Articles parus dans l’édition du 07 décembre 2005 de L’Humanité.

16/12/2005

Source :

http://www.france.attac.org/a5831

Leader Price les salariés de la peur

Harcèlement moral. Derrière les prix attrayants du hard discount se cachent des pratiques sociales jouant avec les souffrances psychologiques des salariés.

« Je ne suis ni une machine, ni une merde... Pour vivre, j’ai besoin de respect. »
À onze heures précises en ce samedi de fin novembre, Fatiha et ses collègues du Leader Price de Montreuil (Seine-Saint-Denis) se dressent derrière leur caisse. Pour mettre un coup de pied dans l’humiliation quotidienne de leurs conditions de travail, elles ont décidé de passer à l’action. « On en a marre de se faire insulter, de devoir subir des propos racistes et sexistes », lâche Fatiha, en cri de colère. « Pour un oui, pour un non, la direction nous accuse de vols ou de retards à répétition, et nous force à aller récurer les cuvettes des toilettes », enchaîne Rabiye. Une grève non pour protéger des acquis sociaux ou augmenter les salaires, mais pour demander respect et dignité au travail, les « fondamentaux des droits humains », rappelle Marie.

Comme souvent dans la grande distribution, les femmes représentent l’essentiel du personnel du supermarché. Et comme souvent dans le hard discount, ce sont des mères de famille séparées. Une précision qui pourrait sembler voyeuriste ou misérabiliste si elle n’était la clé de voûte du fonctionnement commercial des hard discounts qui, pour atteindre des objectifs de rentabilité draconiens, flirtent avec la souffrance psychologique de leurs employés ligotés par la précarité. En arrêtant subitement leur travail, les caissières surprennent tout le monde. Les clients d’abord qui, après un temps d’hésitation, passent leurs caddies gratuitement avant de venir soutenir les grévistes. « Je viens au moins trois fois par semaine faire mes courses ici et, depuis quelques mois, je vois systématiquement une caissière pleurer lorsque je fais la queue pour payer », témoigne Régis, un intérimaire devenu peu à peu un adepte du Leader Price de Montreuil. « Pour ses prix bas », comme beaucoup d’autres. « Il faut sans cesse ravaler sa conscience pour aller faire ses achats dans un hard discount », ces magasins où, « pour vendre aux pauvres, on embauche d’autres pauvres qu’on fait bosser à des cadences infernales », se révolte le trentenaire.
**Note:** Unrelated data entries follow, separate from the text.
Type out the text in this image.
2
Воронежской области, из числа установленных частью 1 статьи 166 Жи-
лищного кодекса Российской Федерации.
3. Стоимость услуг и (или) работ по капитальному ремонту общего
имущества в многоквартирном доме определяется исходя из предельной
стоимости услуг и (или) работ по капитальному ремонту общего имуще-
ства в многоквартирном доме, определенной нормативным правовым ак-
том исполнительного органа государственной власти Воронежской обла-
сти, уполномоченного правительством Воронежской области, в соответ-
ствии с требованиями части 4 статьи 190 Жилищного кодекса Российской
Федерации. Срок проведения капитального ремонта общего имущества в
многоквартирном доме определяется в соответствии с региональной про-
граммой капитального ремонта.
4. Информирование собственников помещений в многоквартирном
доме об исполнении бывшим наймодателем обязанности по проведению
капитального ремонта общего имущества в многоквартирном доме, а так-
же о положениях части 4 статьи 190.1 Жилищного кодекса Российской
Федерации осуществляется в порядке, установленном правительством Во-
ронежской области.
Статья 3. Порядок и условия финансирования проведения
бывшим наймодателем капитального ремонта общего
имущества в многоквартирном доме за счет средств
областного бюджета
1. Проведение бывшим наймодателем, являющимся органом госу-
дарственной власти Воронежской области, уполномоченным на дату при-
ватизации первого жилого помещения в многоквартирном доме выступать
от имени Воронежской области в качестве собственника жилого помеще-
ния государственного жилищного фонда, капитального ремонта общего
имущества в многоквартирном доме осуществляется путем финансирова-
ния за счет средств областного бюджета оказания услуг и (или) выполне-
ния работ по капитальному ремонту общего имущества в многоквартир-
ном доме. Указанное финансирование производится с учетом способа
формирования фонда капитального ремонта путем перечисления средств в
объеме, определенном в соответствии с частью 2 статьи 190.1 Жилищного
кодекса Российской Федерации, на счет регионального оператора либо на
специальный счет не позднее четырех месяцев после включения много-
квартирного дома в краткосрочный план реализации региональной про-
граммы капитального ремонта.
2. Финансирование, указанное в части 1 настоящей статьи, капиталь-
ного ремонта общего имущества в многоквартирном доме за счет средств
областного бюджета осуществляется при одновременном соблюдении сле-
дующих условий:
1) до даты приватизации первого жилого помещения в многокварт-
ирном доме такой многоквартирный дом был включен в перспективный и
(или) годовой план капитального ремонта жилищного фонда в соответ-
Lui a « passé » quelques caddies pour les bénévoles de la banque alimentaire présents comme chaque week-end à l’entrée du magasin.

Prévenus de l’action, plusieurs responsables de l’enseigne accourent au magasin de Montreuil pour tenter de calmer le jeu. Mais leur arrivée provoque surtout l’explosion des grévistes, prenant à témoin les clients. « Ils nous changent nos horaires du jour au lendemain en menaçant de nous licencier si on refuse », fustige l’une, visiblement à bout de nerfs. « Avec toute l’humiliation accumulée au long de la journée, le soir, quand je rentre, je suis irritable, et dès que mon gamin tente d’y faire face, je craque », confie une autre, en larmes. Avec l’arrivée du nouveau responsable fin septembre, un changement d’ambiance radical s’est opéré dans le hard discount montreuillois. Sur un effectif total de dix-huit personnes, les mises à pied et avertissements pleuvent. En quelques semaines, plus d’une vingtaine de sanctions tombent sur une quinzaine de salariés. Les principaux visés ? Les onze qui, à cran, ont décidé début octobre de se syndiquer à la CGT. « Ils sont venus nous voir essentiellement dans une optique de défense de leurs droits, pas pour lancer une démarche commune offensive contre leur direction », explique Jean-Paul Decreux, de l’union locale du syndicat.
La loi sur le harcèlement moral ne leur dit pas grand-chose. « De toute façon, les salariés ne veulent pas engager des démarches de longue haleine contre leur employeur, tous ont le même objectif primordial : garder leur emploi pour pouvoir vivre en dehors du boulot », explique Farid, candidat aux élections syndicales.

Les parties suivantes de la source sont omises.